In a nook of it she made her home. It was very old, very desolate, very barren; yet she could bear it better than she could any lower range of dwelling. She could see the sunrise and the sunset; she could see the rain-mists and the planets; she could look down on all the white curl of the smoke; and she could hear the bells ring with a strange, peculiar sweetness, striking straight to her ear across the wilderness of roofs. And then she had the pigeons. They were not much, but they were something of the old, fresh country life; and now and then they brought a head of clover, or a spray of grass, in their beaks; and at sight of it the tears would rush into her eyes, and though it was pain, it was yet a dearer one than any pleasure that she had.
She maintained herself still without alms, buying her right to live there, and the little food that sufficed for her, by one of those offices in which the very poor contrive to employ those still poorer than themselves.
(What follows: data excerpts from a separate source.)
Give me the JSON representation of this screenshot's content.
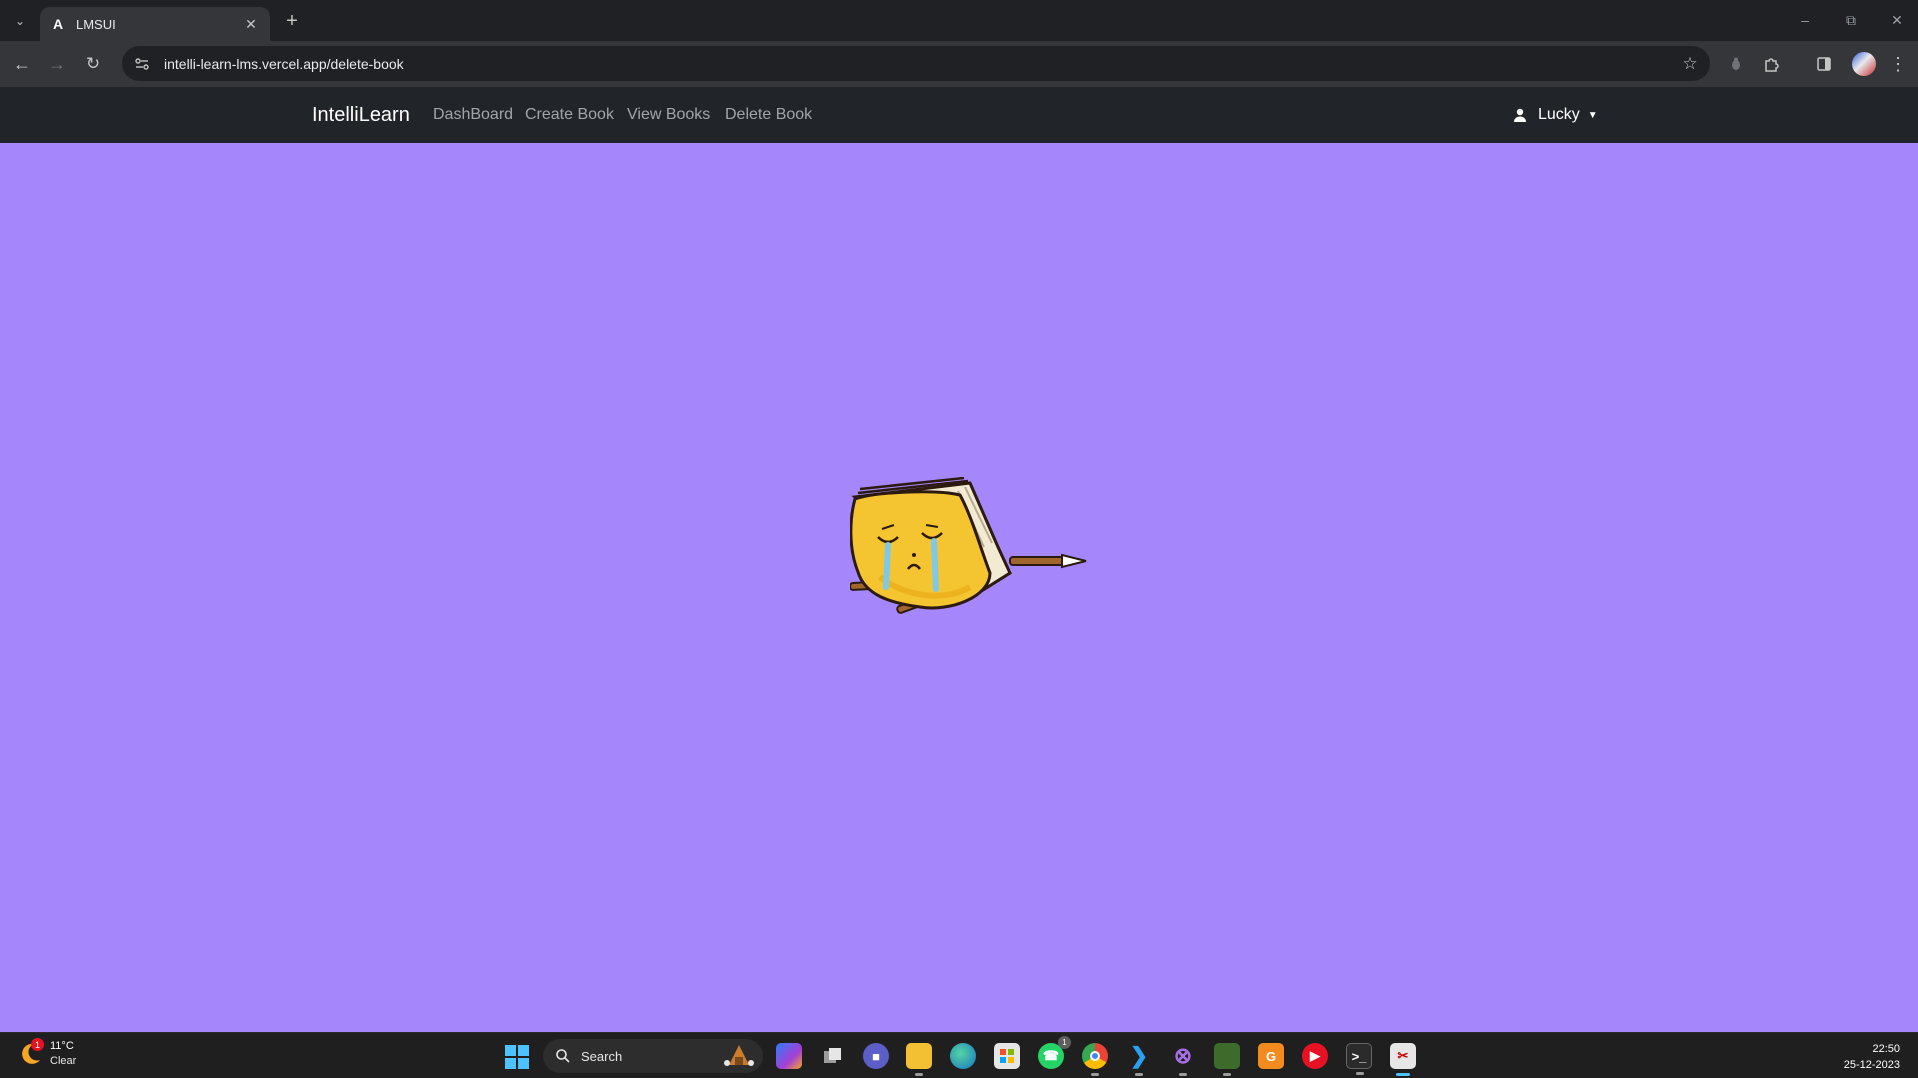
{
  "browser": {
    "tab_title": "LMSUI",
    "tab_favicon": "A",
    "url": "intelli-learn-lms.vercel.app/delete-book"
  },
  "navbar": {
    "brand": "IntelliLearn",
    "links": [
      "DashBoard",
      "Create Book",
      "View Books",
      "Delete Book"
    ],
    "user": "Lucky"
  },
  "content": {
    "illustration": "crying-book-icon",
    "background_color": "#a586fb"
  },
  "taskbar": {
    "weather_temp": "11°C",
    "weather_condition": "Clear",
    "weather_badge": "1",
    "search_label": "Search",
    "whatsapp_badge": "1",
    "time": "22:50",
    "date": "25-12-2023"
  },
  "colors": {
    "navbar_bg": "#212529",
    "page_bg": "#a586fb",
    "chrome_bg": "#202124",
    "toolbar_bg": "#35363a"
  }
}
They slept so heavily, those people who had the weight of twenty hours’ toil, the pangs of hunger, and the chills of cold upon them, whenever they laid them down, and who would so willingly have slept forever with any night they laid their heads upon their sacks of rags. But, so long as they woke at all, they needed to wake with the first note of the sparrows in the dark.
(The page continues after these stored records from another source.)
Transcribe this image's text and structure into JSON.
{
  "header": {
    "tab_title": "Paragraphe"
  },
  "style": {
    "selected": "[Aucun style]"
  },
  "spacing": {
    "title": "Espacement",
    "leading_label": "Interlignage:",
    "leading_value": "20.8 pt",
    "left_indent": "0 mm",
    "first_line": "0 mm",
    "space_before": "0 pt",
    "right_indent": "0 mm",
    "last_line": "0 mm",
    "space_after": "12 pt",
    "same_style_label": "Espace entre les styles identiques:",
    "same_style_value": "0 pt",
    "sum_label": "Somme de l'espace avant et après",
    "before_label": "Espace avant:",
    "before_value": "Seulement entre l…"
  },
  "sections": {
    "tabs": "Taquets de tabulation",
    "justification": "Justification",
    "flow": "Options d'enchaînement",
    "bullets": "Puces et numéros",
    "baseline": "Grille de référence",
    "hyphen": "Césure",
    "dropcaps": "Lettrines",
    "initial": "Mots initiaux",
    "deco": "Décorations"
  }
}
She, so long used to rise ere ever the first streak of day were seen, roused scores of them; and in payment they gave her the right to warm herself at their stove, a handful of their chestnuts, a fragment of their crust, a little copper piece, — anything that they could afford or she wou
ld consent to take. A woman, who had been the réveilleuse of the quarter many years, had died; and they were glad of her:— “Her eyes have no sleep in them,” they said; and they found that she never failed.
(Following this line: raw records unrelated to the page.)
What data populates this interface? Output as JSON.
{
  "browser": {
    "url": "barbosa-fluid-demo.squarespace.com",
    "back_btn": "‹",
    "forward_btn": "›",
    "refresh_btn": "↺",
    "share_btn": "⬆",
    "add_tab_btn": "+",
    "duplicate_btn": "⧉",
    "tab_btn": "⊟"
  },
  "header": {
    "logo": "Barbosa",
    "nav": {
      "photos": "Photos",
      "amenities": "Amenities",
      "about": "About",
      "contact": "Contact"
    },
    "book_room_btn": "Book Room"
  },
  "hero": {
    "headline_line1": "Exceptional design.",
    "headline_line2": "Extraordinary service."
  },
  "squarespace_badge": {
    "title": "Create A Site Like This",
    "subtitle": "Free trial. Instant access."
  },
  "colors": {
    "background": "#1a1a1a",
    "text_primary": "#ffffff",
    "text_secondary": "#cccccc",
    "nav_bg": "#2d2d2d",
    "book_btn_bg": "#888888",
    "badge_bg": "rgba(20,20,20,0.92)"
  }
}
It was a strange trade — to rise whilst yet for the world it was night, and go to and fro the dreary courts, up and down the gloom of the staircases, and in and out the silent chambers, and call all those sons and daughters of wretchedness from the only peace that their lives knew. So often she felt so loath to wake them; so often she stood beside the bundle of straw on which some dreaming creature, sighing and smiling in her sleep, murmured of her home, and had not the heart rudely to shatter those mercies of the night.
It was a strange, sad office, to go alone among all those sleepers in the stillness that came before the dawn, and move from house to house, from door to door, from bed to bed, with the one little star of her lamp alone burning.
They were all so poor, so poor, it seemed more cruel than murder only to call them from their rest to work, and keep alive in them that faculty of suffering which was all they gained from their humanity.
Her pity for them grew so great that her heart perforce softened to them also. Those strong men gaunt with famine, those white women with their starved children on their breasts, those young maidens worn blind over the needle or the potter’s clay, those little children who staggered up in the dark to go to the furnace, or the wheel, or the powder-mill, or the potato-fields outside the walls, — she could neither fear them nor hate them, nor do aught save sorrow for them with a dumb, passionate, wondering grief.
She saw these people despised for no shame, wretched for no sin, suffering eternally, though guilty of no other fault than that of being in too large numbers on an earth too small for the enormous burden of its endless woe. She found that she had companions in her misery, and that she was not alone under that bitter scorn which had been poured on her. In a manner she grew to care for these human creatures, all strangers, yet whose solitude she entered, and whose rest she roused. It was a human interest, a human sympathy. It drew her from the despair that had closed around her.